The EFL has risked an angry backlash from clubs in the Championship by signing a controversial new TV deal with Sky Sports.
Representatives of all 24 Championship teams, including Leeds United, will gather at Villa Park tomorrow to discuss their next move after seeing objections to Sky’s new contract rejected by the EFL’s board.
The governing body was under pressure to drop its five-year agreement with Sky - a contract which is set to start next season - having received multiple complaints about the terms of it.
A majority of Championship sides wanted the EFL to renegotiate the deal, citing issues with the sum Sky was ready to pay and the introduction of the broadcaster’s new red-button service for midweek matches.
Owners including United’s majority shareholder Andrea Radrizzani, a man who made his fortune in sports TV rights and controls online broadcast outlet Eleven Sports, believe the contract undervalues the Championship and threatens other revenue streams on evenings when Sky’s red-button scheme allows an increased number of games to be televised.
Sky are committed to paying £595m over the next five years, equating to £119m a season and an increase on the current annual figure of £90m. Under that deal, Championship clubs stand to earn around £3m a year before any payments received for live appearances.
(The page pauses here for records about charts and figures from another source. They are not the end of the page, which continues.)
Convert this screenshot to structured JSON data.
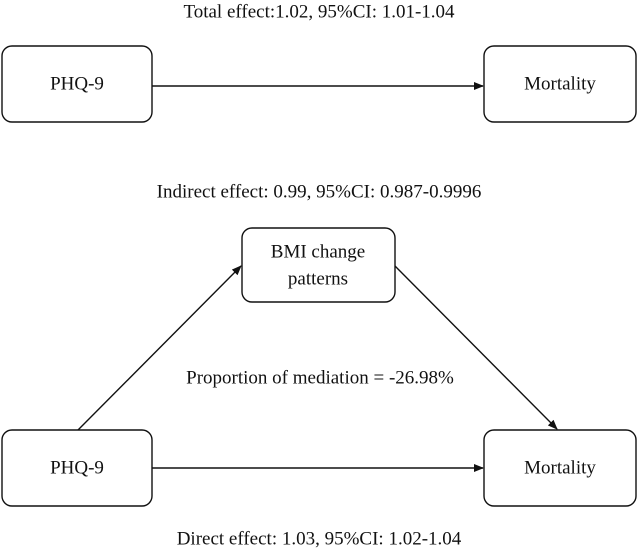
{
  "top_panel": {
    "total_effect": "Total effect:1.02, 95%CI: 1.01-1.04",
    "nodes": [
      {
        "label": "PHQ-9"
      },
      {
        "label": "Mortality"
      }
    ]
  },
  "bottom_panel": {
    "indirect_effect": "Indirect effect: 0.99, 95%CI: 0.987-0.9996",
    "proportion_of_mediation": "Proportion of mediation = -26.98%",
    "direct_effect": "Direct effect: 1.03, 95%CI: 1.02-1.04",
    "nodes": [
      {
        "label": "PHQ-9"
      },
      {
        "label_lines": [
          "BMI change",
          "patterns"
        ]
      },
      {
        "label": "Mortality"
      }
    ]
  }
}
Leeds, who are the most televised club in the division, have been at the forefront of opposition to the new Sky contract alongside Derby County owner Mel Morris and other executives in the league. Radrizzani attended a meeting of Championship sides last week but is not expected to be at tomorrow’s summit at Villa Park.
In a statement issued this evening after a meeting of the EFL board, the governing body said it had listened to complaints about Sky’s proposal but ruled that the deal was “in the overall best interests of the EFL.”
It maintained throughout the process that Sky’s offer was the only viable bid on the table for domestic rights.
“At the outset of the meeting, the board noted its responsibility to ensure a sustainable and profitable league that gives all clubs an environment to prosper and succeed,” the statement read.
“The board considered all relevant material, which included correspondence from Championship clubs, and in view of all the information available it determined that it was in the overall best interests of the EFL to sign the five-year, £595m agreement.
“The deal has been designed to maximise both the financial return and exposure for all 72 member clubs, the EFL and its competitions.”
Tomorrow’s meeting of Championship sides - one of several which have taken place in the past month - is likely to look at possible ways to challenge Sky’s contract and could bring fresh pressure to bear on the EFL and its chief executive, Shaun Harvey.
Debbie Jevans, the EFL’s interim chairperson, promised that the organisation would look again at its methods of negotiations after weeks of bitter wrangling and division.
“Concluding these negotiations has indeed been challenging, as is the case when managing a diverse group of stakeholders,” Jevans said.
“The board took on board the comments and frustrations voiced by a number of clubs and has committed to reviewing the way the league engages with its clubs to ensure that we move forward in a collaborative way in the future.”